The venue is right in the middle of no-where, not near anyone's house. The nearest person lives 2 hours away. The nearest village has 15 houses in it and the nearest place with any BnB or overnight accommodation is a 35 minute drive down 1 track country lanes away. The nearest hotel is 50 minutes away again down country roads until you get to the main road. The venue has put some little 1 bed cabins on site for £250 a night and breakfast is an added extra of £15.95 per person.

She is baffled as to why so many people have declined an invitation to her wedding. It would be a 6 hour round trip for us to go, plus it's child free and I have a young baby so we are not going. My aunty is planning on stopping in her motorhome.
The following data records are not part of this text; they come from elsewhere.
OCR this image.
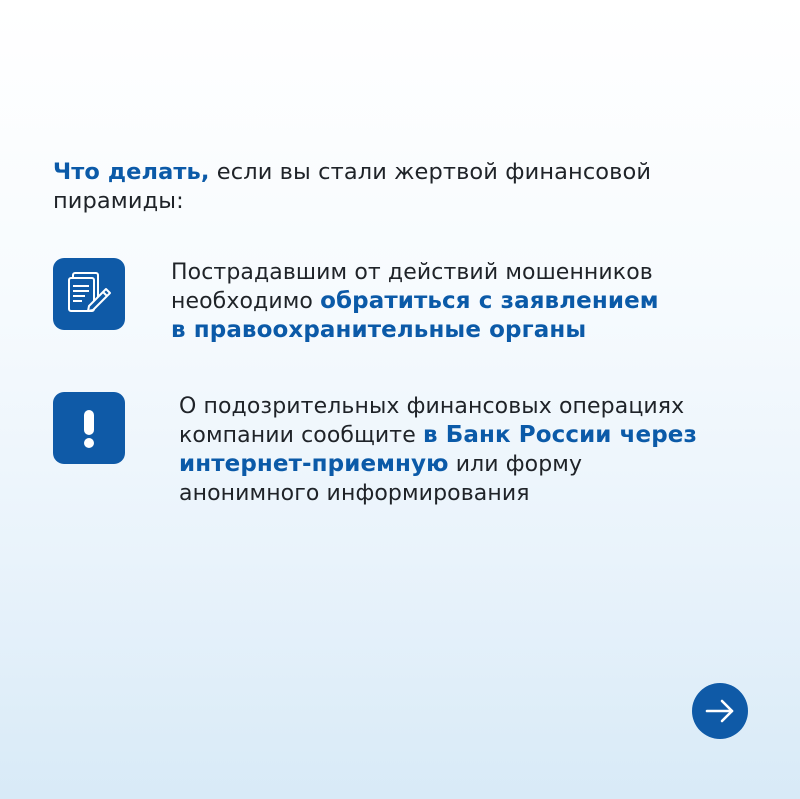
Что делать, если вы стали жертвой финансовой пирамиды:
Пострадавшим от действий мошенников
необходимо обратиться с заявлением
в правоохранительные органы
О подозрительных финансовых операциях
компании сообщите в Банк России через
интернет-приемную или форму
анонимного информирования
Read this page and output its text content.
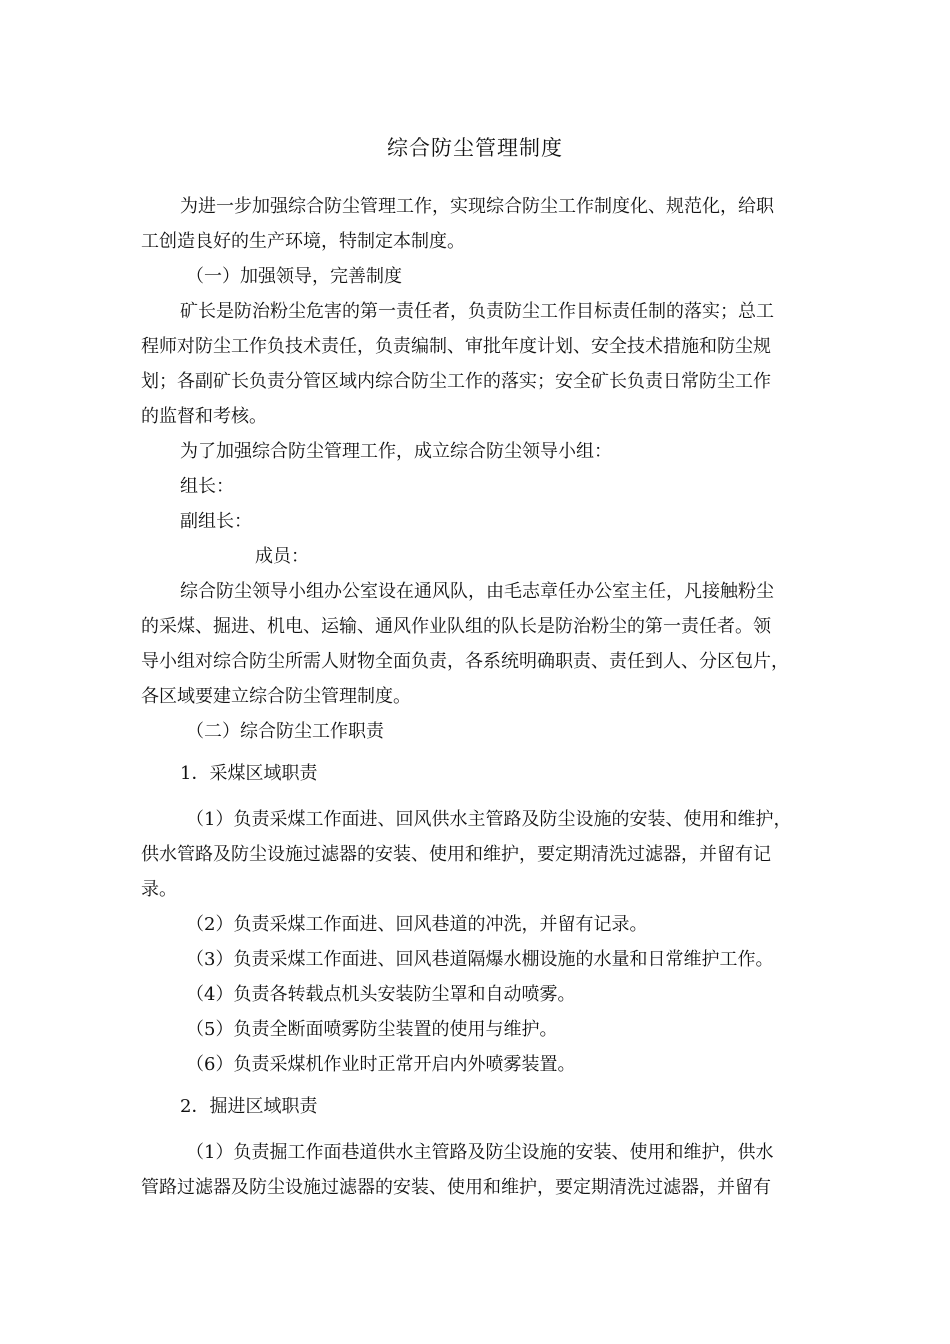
综合防尘管理制度

为进一步加强综合防尘管理工作，实现综合防尘工作制度化、规范化，给职

工创造良好的生产环境，特制定本制度。

（一）加强领导，完善制度

矿长是防治粉尘危害的第一责任者，负责防尘工作目标责任制的落实；总工

程师对防尘工作负技术责任，负责编制、审批年度计划、安全技术措施和防尘规

划；各副矿长负责分管区域内综合防尘工作的落实；安全矿长负责日常防尘工作

的监督和考核。

为了加强综合防尘管理工作，成立综合防尘领导小组：

组长：

副组长：

成员：

综合防尘领导小组办公室设在通风队，由毛志章任办公室主任，凡接触粉尘

的采煤、掘进、机电、运输、通风作业队组的队长是防治粉尘的第一责任者。领

导小组对综合防尘所需人财物全面负责，各系统明确职责、责任到人、分区包片，

各区域要建立综合防尘管理制度。

（二）综合防尘工作职责

1．采煤区域职责

（1）负责采煤工作面进、回风供水主管路及防尘设施的安装、使用和维护，

供水管路及防尘设施过滤器的安装、使用和维护，要定期清洗过滤器，并留有记

录。

（2）负责采煤工作面进、回风巷道的冲洗，并留有记录。

（3）负责采煤工作面进、回风巷道隔爆水棚设施的水量和日常维护工作。

（4）负责各转载点机头安装防尘罩和自动喷雾。

（5）负责全断面喷雾防尘装置的使用与维护。

（6）负责采煤机作业时正常开启内外喷雾装置。

2．掘进区域职责

（1）负责掘工作面巷道供水主管路及防尘设施的安装、使用和维护，供水

管路过滤器及防尘设施过滤器的安装、使用和维护，要定期清洗过滤器，并留有
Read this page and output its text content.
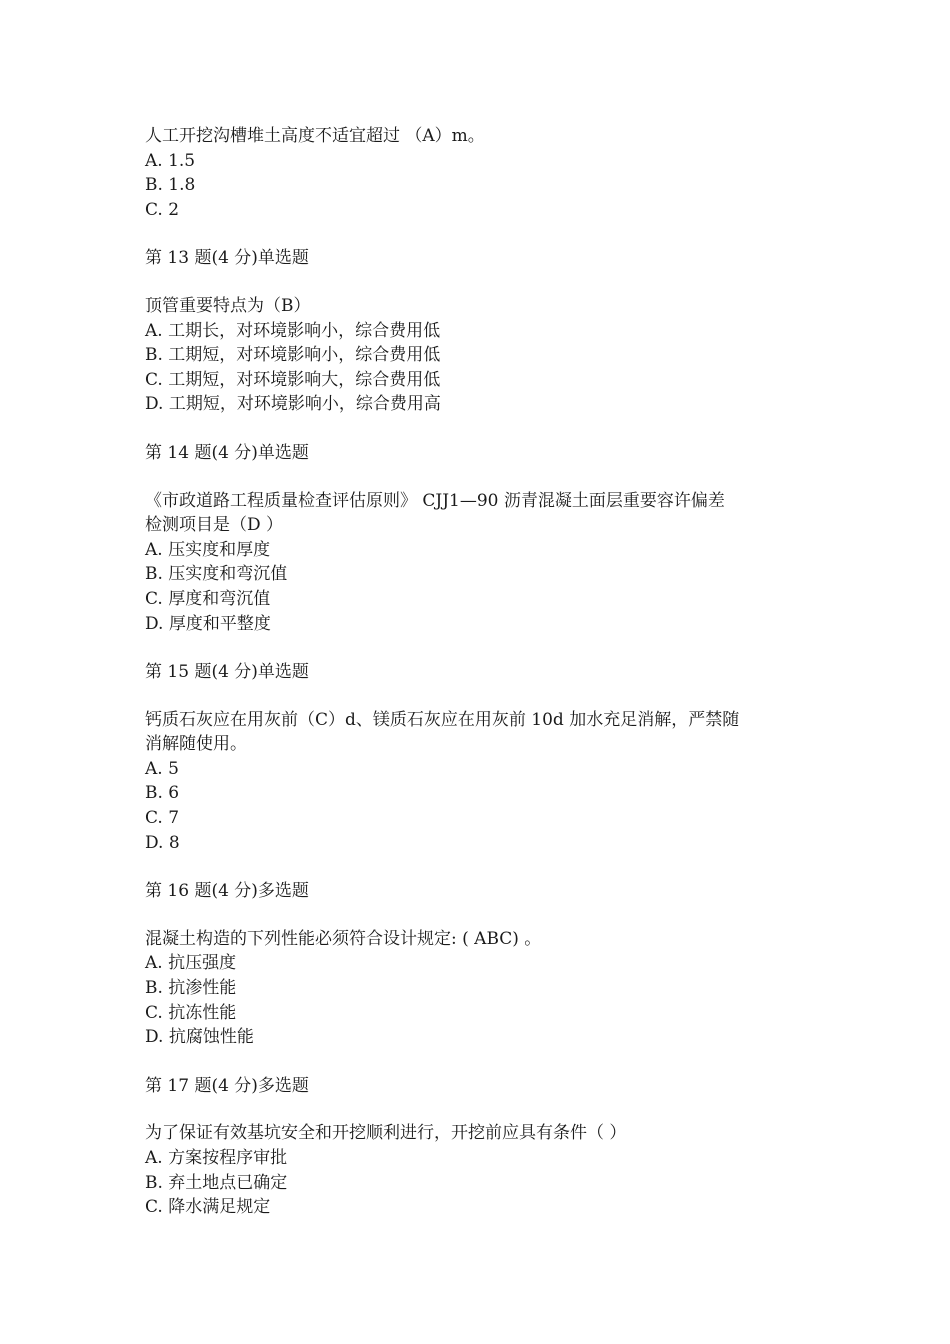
人工开挖沟槽堆土高度不适宜超过 （A）m。

A. 1.5

B. 1.8

C. 2

第 13 题(4 分)单选题

顶管重要特点为（B）

A. 工期长，对环境影响小，综合费用低

B. 工期短，对环境影响小，综合费用低

C. 工期短，对环境影响大，综合费用低

D. 工期短，对环境影响小，综合费用高

第 14 题(4 分)单选题

《市政道路工程质量检查评估原则》 CJJ1—90 沥青混凝土面层重要容许偏差

检测项目是（D ）

A. 压实度和厚度

B. 压实度和弯沉值

C. 厚度和弯沉值

D. 厚度和平整度

第 15 题(4 分)单选题

钙质石灰应在用灰前（C）d、镁质石灰应在用灰前 10d 加水充足消解，严禁随

消解随使用。

A. 5

B. 6

C. 7

D. 8

第 16 题(4 分)多选题

混凝土构造的下列性能必须符合设计规定: ( ABC) 。

A. 抗压强度

B. 抗渗性能

C. 抗冻性能

D. 抗腐蚀性能

第 17 题(4 分)多选题

为了保证有效基坑安全和开挖顺利进行，开挖前应具有条件（ ）

A. 方案按程序审批

B. 弃土地点已确定

C. 降水满足规定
Most of the other guests who are planning on going have all said they will go but will be leaving around 7 o clock due to long drives home or in order to navigate the country roads (mainly the older drivers).

She would have been far better off using a pretty much identical venue (in terms of what she wants - man made water fall in the grounds, gardens, insta worthy drive) that is 30 mins from her house and is a 10 minute drive from a large town which has Travelodge, premier inn, multiple bnbs and the venue also has onsite rooms. Her reason is she doesn't want to get married close to her house, fair enough but at the moment she's booked a wedding for 80 guests and only has 20 coming and 2 of those might not come as their baby is due the week after the wedding.

Has anyone told her just how inconvenient and expensive it is for the guests?

Lovecats173694 · 03/05/2026 10:58

Agree. A lot of my decisions made about my wedding were whether it would be good or not for my guests. I am a bit of a people pleaser but I knew I wouldn’t enjoy my day if I felt like my guests secretly thought the day had been a bit of a chore.

CurdinHenry · 03/05/2026 11:24

The wedding I'm going to is £50 each way in a cab and I'm anxious it might not turn up or be snaffled by another guest (don't let me down value cabs!)